I get out my cell and dial Kinski's number. Candy answers.

"Are you always the designated phone answerer over there?"

"Stark? Doc doesn't like phones. He thinks they're too disembodied."

"I'd love to be disembodied. All my problems solved at once."

"Ghosts don't smoke or get to drink Jack Daniel's."

"Forget it, then. I'll live forever."

"That's a better plan than what you had the last time we talked."

"That's why I called. I wanted to ask about some of that. I know you're taking the cure and trying to stay clean and all, but we're still a lot the same, too. Still monsters under the skin."

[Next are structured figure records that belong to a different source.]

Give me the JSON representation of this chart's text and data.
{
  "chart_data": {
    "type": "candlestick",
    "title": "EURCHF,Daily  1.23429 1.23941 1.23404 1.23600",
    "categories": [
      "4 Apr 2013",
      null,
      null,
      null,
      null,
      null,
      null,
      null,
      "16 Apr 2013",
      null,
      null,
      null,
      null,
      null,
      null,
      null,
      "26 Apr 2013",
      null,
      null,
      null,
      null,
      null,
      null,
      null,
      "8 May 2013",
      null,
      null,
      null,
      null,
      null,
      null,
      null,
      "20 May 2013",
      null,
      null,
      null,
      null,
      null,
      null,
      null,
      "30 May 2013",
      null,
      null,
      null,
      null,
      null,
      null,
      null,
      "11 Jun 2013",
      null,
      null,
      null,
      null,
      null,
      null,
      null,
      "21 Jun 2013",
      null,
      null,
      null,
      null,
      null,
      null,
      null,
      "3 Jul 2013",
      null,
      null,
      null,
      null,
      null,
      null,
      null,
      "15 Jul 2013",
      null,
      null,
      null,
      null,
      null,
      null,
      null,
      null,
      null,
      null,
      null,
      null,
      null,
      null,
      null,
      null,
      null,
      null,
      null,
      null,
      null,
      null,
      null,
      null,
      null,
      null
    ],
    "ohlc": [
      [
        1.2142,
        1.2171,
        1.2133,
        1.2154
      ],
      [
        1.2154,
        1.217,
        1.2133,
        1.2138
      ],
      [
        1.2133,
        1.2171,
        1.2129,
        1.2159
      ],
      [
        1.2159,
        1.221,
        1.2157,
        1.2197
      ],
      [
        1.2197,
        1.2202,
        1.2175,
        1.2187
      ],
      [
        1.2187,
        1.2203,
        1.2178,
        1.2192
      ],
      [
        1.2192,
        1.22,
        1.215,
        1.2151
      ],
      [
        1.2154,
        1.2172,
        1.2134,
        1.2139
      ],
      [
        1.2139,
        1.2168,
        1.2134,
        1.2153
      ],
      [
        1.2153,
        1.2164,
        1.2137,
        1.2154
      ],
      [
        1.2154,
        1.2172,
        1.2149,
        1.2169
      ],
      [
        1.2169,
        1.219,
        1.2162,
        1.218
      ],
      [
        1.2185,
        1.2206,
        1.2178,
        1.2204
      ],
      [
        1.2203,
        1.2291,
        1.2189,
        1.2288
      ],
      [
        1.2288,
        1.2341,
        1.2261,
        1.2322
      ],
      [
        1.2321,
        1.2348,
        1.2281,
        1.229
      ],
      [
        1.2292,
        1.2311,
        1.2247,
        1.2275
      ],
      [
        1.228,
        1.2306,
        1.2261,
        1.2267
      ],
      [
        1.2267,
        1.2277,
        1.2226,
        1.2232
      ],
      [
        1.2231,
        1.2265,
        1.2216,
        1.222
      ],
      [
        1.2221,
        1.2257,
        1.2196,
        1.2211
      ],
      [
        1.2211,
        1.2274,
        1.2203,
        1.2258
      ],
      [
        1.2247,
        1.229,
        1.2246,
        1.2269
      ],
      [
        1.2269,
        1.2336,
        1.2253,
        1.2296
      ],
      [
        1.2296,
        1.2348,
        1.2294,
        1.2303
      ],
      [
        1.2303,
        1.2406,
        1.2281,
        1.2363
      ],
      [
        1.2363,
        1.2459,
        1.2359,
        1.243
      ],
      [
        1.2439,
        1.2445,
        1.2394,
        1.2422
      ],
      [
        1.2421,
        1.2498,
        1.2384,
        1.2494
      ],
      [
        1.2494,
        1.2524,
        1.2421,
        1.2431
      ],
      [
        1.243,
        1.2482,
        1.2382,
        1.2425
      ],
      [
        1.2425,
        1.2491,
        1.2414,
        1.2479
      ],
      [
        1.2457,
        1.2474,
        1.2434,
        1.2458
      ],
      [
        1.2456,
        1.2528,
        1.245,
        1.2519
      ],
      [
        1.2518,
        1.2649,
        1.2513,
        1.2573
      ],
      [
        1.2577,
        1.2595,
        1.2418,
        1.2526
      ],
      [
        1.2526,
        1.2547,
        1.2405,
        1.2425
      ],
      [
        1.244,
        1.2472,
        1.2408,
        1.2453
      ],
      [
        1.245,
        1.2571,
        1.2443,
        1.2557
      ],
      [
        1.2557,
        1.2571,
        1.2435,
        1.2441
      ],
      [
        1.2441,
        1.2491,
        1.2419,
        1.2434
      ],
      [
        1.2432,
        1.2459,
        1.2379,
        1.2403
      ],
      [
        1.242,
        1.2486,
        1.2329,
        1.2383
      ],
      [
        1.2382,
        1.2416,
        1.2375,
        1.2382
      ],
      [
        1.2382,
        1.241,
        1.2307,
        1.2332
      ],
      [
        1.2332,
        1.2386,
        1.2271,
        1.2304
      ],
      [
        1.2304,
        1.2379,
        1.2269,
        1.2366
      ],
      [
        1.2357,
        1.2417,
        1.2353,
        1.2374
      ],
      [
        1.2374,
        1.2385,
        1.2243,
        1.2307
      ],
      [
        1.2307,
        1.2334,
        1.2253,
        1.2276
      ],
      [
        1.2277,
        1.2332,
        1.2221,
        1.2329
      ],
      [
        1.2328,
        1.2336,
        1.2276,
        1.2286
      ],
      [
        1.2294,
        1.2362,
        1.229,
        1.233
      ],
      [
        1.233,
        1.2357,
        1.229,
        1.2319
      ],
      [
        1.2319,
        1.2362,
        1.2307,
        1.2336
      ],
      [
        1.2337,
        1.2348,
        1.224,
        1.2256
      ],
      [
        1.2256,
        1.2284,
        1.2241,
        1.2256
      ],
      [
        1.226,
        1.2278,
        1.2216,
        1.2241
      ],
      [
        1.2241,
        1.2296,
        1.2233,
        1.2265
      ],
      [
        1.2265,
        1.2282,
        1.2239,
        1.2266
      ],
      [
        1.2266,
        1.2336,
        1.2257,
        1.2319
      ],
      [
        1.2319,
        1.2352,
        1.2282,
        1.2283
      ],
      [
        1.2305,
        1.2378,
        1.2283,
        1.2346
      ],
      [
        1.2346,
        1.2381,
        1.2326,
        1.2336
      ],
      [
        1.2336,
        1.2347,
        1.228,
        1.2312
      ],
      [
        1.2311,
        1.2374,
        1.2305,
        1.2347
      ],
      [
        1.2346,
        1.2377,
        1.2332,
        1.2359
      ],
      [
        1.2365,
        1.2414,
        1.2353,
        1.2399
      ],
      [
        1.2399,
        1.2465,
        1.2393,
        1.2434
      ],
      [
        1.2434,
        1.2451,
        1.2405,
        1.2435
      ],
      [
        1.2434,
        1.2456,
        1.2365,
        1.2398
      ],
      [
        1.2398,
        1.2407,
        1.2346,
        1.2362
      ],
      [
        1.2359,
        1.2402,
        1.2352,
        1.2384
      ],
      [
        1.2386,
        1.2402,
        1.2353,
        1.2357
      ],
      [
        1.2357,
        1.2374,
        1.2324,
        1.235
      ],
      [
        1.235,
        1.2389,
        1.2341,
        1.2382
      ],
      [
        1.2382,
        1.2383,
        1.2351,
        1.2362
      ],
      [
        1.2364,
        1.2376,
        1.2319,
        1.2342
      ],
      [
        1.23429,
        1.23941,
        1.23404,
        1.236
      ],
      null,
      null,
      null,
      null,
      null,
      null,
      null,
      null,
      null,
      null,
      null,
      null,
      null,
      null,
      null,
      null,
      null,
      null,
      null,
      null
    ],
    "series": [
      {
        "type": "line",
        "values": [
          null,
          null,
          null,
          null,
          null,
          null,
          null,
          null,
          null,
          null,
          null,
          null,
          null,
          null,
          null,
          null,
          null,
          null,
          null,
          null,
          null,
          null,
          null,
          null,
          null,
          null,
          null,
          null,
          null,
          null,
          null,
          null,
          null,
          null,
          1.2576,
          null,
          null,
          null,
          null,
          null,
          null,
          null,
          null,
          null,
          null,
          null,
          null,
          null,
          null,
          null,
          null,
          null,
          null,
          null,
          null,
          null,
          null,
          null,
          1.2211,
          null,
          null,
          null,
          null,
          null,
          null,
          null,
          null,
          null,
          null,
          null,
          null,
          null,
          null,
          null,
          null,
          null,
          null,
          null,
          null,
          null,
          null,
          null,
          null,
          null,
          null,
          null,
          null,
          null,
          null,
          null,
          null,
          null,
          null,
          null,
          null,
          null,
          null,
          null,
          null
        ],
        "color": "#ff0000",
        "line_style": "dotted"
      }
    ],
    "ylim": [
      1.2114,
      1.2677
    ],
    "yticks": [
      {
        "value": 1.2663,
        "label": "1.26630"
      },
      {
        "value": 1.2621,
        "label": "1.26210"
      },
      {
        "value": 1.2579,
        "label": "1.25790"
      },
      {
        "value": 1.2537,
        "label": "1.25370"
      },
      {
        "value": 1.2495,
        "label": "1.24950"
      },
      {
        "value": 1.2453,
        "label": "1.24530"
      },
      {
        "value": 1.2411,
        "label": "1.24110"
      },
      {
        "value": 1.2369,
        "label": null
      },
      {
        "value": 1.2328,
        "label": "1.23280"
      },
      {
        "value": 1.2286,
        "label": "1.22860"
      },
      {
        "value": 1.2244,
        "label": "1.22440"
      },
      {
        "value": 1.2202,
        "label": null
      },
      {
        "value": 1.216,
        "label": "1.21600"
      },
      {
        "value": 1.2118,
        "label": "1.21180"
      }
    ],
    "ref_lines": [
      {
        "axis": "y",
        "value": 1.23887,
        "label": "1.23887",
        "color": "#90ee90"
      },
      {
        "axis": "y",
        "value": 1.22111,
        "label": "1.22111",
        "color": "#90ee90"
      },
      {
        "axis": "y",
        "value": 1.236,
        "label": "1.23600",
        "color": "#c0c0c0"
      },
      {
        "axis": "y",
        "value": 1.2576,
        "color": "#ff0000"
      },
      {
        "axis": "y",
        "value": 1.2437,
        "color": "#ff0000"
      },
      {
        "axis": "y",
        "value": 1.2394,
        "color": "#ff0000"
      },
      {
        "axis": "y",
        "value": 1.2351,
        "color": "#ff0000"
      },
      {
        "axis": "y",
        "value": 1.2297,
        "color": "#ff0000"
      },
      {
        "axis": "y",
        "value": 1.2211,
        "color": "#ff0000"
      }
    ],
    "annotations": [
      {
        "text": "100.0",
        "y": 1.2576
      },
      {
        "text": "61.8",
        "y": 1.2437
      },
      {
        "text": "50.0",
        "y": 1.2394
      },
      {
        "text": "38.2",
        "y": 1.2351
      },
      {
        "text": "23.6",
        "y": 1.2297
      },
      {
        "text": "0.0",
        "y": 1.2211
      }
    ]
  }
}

"Why do you want to talk about that?"

"I was wondering if maybe you'd like to go do some-thing with me tonight. Some friends and me, we're going to crash a New Year's Eve party and kill a whole bunch of people."

"Why, Stark. Are you flirting with me? You bad boy."

"We're going to stop a mass sacrifice, so there's going to be a lot of bad guys. I figure that having as many experienced killers as possible will help even out the odds. But it sounded like Doc Kinski's clipped your wings. You haven't tasted a human in a long time, have you?"

"Doc makes me this amazing cocktail. My iced frappuccino people substitute, I call it. I haven't fed on anyone in two years, three months, and eight days."

"If you've ever had the itch, here's your chance. And this time when you're killing, you'll be on the side of the angels. Literally."

"You sure know how to turn a girl's head." She doesn't say anything for a minute.

"Candy?"

"I'll have to talk to Doc first. I can't lie to him."

"I understand. It's up to you. My friends and me, we're going to be at Club Avila a little after ten. You know where that is?"

"Everyone knows where Avila is."

"This party is going to be special. Assuming the world doesn't end, no one is ever going to forget it."